The memoir is a Roy-Roy world—two Roys bound by battle but also blood. A pair of fate athletes. One runs from Delhi to Assam to Ooty to Kottayam. The other picks up the relay race back to Delhi. But can she escape Mrs Royhood? ‘I learned early that the safest place can be the most dangerous. And that even when it isn’t, I make it so,’ the author writes. 

Mary Roy perhaps foresaw that her child would grow up to be a writer who would turn around one day and say, ‘Even writers were children once’. A memoir can grow complacent, curate itself into self-worship, make the writer look good, but here, it is a constant whodunnit where facts meet fiction, as fiction once met facts, and we unravel what unravelled us once. 

In some places, it is a daughter writing about any daughter, rather than her mother, because the flashbacks carry a detached understanding. Like when little Roy enraged her mother by calling her fat, only to look back tenderly now, beyond the reach of that rage, to what caused that rage. There’s an elegiac and fluid forgiveness that flows through the text while also demystifying motherhood. Breaking it down into a basic tale of survival. Mrs Roy meets us on her own terms and is not to be confused with Ammu. Roy, aware of the unfairness inherent in presenting a mother no longer available to refute or respond, goes to the other extreme, exercising empathy like a wand. 
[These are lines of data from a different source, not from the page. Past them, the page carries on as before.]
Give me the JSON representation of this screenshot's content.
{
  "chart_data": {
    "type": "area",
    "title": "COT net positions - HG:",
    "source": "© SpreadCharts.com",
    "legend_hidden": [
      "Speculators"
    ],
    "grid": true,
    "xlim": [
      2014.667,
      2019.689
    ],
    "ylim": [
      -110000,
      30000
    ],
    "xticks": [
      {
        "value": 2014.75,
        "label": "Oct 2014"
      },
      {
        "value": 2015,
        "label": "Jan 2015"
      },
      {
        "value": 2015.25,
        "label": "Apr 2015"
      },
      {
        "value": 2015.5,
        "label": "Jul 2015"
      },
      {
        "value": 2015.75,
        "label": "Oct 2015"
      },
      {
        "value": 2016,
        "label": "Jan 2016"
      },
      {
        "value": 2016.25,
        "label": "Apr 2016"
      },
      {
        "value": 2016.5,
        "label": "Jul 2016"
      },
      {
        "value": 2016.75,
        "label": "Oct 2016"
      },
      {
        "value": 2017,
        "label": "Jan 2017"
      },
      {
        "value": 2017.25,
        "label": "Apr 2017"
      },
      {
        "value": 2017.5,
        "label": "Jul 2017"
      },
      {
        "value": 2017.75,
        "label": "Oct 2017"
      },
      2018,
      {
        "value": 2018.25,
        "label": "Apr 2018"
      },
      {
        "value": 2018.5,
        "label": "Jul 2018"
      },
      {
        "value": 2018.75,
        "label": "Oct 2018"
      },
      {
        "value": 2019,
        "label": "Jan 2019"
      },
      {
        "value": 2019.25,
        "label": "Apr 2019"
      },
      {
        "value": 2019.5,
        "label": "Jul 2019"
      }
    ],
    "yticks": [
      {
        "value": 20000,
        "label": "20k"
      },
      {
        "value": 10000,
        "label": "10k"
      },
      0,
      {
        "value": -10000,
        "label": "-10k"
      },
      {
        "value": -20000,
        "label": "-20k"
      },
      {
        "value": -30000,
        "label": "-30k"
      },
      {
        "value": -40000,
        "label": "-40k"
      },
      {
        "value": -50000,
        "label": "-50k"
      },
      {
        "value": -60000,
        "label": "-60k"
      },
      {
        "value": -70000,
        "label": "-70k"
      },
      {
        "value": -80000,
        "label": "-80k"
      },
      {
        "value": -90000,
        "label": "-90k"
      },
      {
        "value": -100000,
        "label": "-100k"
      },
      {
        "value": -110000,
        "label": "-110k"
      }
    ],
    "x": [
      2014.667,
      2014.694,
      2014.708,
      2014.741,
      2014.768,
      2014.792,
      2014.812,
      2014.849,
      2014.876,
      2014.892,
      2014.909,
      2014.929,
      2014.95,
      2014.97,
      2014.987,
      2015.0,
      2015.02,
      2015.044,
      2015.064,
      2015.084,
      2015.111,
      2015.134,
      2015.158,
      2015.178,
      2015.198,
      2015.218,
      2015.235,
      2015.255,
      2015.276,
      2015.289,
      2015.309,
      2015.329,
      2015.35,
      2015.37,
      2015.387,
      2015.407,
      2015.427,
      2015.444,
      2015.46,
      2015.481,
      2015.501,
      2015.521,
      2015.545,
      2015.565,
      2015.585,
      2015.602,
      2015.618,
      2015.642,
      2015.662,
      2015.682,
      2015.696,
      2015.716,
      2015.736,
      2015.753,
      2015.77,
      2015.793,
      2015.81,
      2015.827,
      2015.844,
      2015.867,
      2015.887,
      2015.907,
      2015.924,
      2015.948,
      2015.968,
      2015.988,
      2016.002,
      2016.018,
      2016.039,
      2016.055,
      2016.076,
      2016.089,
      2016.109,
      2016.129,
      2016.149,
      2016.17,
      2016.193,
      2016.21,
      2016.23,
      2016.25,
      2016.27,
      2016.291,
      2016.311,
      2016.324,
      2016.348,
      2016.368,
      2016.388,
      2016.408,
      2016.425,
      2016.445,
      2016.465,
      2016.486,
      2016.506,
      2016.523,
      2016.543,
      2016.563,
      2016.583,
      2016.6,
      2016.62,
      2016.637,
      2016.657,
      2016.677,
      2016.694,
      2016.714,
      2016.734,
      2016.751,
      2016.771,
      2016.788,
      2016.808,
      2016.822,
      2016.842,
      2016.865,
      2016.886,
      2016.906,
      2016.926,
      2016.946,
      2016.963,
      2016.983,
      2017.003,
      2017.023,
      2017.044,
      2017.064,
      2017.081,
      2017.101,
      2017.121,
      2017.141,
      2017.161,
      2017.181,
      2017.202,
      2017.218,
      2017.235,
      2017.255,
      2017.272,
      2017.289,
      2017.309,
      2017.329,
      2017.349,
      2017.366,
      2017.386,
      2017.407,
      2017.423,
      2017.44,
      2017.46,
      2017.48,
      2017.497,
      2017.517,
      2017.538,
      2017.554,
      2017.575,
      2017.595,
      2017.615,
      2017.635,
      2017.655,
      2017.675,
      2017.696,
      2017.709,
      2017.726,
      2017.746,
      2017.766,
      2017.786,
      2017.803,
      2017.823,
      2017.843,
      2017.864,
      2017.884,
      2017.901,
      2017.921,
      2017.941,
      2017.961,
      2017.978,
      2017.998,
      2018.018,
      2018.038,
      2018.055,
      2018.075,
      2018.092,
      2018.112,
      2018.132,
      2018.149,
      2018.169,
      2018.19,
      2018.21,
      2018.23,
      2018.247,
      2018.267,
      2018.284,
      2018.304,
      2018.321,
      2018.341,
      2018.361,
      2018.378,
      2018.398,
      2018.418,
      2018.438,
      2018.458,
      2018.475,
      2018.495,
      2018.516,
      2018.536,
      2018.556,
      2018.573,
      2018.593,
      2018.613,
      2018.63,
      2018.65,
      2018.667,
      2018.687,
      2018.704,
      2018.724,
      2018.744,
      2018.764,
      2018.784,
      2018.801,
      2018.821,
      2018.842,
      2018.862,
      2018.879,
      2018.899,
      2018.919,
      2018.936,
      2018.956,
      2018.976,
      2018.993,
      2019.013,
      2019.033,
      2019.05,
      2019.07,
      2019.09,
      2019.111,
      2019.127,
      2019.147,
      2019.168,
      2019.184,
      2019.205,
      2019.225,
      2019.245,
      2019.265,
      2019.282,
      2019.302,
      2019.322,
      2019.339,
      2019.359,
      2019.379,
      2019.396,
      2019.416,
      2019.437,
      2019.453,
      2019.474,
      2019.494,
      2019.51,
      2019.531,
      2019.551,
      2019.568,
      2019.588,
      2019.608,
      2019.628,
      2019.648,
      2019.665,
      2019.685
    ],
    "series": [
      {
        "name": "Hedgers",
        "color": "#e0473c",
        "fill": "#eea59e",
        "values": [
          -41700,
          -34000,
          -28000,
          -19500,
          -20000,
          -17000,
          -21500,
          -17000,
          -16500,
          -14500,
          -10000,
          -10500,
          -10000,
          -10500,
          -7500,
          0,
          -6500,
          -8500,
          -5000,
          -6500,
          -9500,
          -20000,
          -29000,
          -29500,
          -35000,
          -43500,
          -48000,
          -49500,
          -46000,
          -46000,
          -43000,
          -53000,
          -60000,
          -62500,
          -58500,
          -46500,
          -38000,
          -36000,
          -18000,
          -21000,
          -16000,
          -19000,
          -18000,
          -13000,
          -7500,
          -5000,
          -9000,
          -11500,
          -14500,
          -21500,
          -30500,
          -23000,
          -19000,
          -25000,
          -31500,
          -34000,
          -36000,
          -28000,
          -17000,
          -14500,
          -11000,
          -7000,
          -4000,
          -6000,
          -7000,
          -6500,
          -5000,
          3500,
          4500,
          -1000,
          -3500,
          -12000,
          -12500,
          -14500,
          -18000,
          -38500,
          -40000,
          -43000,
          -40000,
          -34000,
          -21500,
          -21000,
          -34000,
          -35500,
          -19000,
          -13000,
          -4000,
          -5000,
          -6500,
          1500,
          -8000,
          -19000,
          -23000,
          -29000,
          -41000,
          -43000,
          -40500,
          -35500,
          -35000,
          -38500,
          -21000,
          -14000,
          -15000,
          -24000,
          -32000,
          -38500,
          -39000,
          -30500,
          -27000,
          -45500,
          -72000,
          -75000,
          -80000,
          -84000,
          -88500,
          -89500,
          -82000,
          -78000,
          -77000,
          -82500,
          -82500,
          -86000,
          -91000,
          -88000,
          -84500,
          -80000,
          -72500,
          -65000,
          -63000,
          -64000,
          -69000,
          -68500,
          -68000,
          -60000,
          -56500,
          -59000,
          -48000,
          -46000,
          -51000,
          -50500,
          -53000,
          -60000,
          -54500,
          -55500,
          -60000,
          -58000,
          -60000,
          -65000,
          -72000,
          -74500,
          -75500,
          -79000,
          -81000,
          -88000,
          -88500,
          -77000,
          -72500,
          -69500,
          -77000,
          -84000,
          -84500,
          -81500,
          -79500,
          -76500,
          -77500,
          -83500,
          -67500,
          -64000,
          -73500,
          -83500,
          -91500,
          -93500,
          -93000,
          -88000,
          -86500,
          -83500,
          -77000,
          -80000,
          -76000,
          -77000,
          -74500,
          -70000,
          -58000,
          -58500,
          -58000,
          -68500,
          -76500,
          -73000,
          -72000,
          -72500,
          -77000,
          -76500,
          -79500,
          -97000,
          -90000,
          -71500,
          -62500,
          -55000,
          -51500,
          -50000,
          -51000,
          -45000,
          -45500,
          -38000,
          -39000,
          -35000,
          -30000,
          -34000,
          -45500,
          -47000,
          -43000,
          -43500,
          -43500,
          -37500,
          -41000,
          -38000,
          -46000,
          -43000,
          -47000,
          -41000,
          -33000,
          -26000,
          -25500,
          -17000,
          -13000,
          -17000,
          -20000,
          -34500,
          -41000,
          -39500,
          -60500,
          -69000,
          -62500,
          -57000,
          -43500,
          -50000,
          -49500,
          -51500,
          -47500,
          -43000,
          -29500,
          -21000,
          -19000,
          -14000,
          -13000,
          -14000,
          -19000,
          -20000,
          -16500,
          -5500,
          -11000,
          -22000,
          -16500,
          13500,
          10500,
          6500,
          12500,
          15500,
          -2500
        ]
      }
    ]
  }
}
Maternal absence or presence is left for us to gauge via snapshots of the child Roy was. Growing up with a brother who, unlike her, ‘remembered being loved’; gawking at the first telephone she ever saw and practicing to say ‘Hello? Who’s speaking?’; the time she ‘became the backseat’ in a car with Mrs Roy, realising she had a third sibling, which was the school her mother set up, Pallikoodam. All of which leads Roy to see through the ‘Mummydaddy people’, ultimately the Muggles of middle-class existence. With a brother, she must ‘absorb her darkness’ so Mrs Roy could shine her light on others. 

While Mrs Roy got her share of ancestral property in a landmark lawsuit, the younger Roy is here for a stake in memories. As if she knows the dangers of ending up an unreliable narrator, Roy is hardest on herself, hunting down every last thing in her mother’s favour that she can. ‘She loved herself. Everything about herself. I loved that about her,’ she writes. A mother who ‘hovered over me like an unaffectionate iron angel. The metallic swoosh of her iron wings spurred me to pick the big fights, not the small ones’. 

Despite finding ‘it impossible to gauge what would anger my mother and what would please her’. Roy owns the Kerala she knew. Laughing at husbands who throw down letters for wives to pick from the floor — you know, those affluent-looking wives with diamonds ‘like tiny searchlights’ in their ears. Harking back to a parent in a sleeveless blouse, smoking a cigarette, when ‘she wasn’t Mrs Roy. She was someone else’. Remembering what her mother said about her father: ‘He was a Nothing Man.’ Being ‘alone, and unpregnant’ in Rome. 

Evolving into the Roy we read, who has ‘begun to prefer descriptions’. ‘In ruins’, as her mother lay in a coffin; on trial ‘for not behaving like a reasonable man’. With a heart that ‘began to take public things extremely personally’. Nearly three decades after that novel comes this love poem from a daughter to her mother, which I, unsurprisingly, read in one go on September 1, exactly three years after Mrs Roy died. 

It is a literary delight despite the broken heart that comes from reading it (as perhaps writing it) when Roy holds up Small Things from her past against the light. She writes: ‘As soon as the shouting began, I would flee. The river was my refuge. It made up for everything that was wrong in my life.’ And the wistful reader wonders where Rahel ends and Roy begins. Because they ache the same. I read it as a mother, like all guilty mothers out there who joke about not having a maternal bone in their body, but whose hearts are filled with guilt and panic for daughters they are doomed to love but not understand.

Mary Roy perhaps foresaw that her child would grow up to be a writer who would turn around one day and say, ‘Even writers were children once’.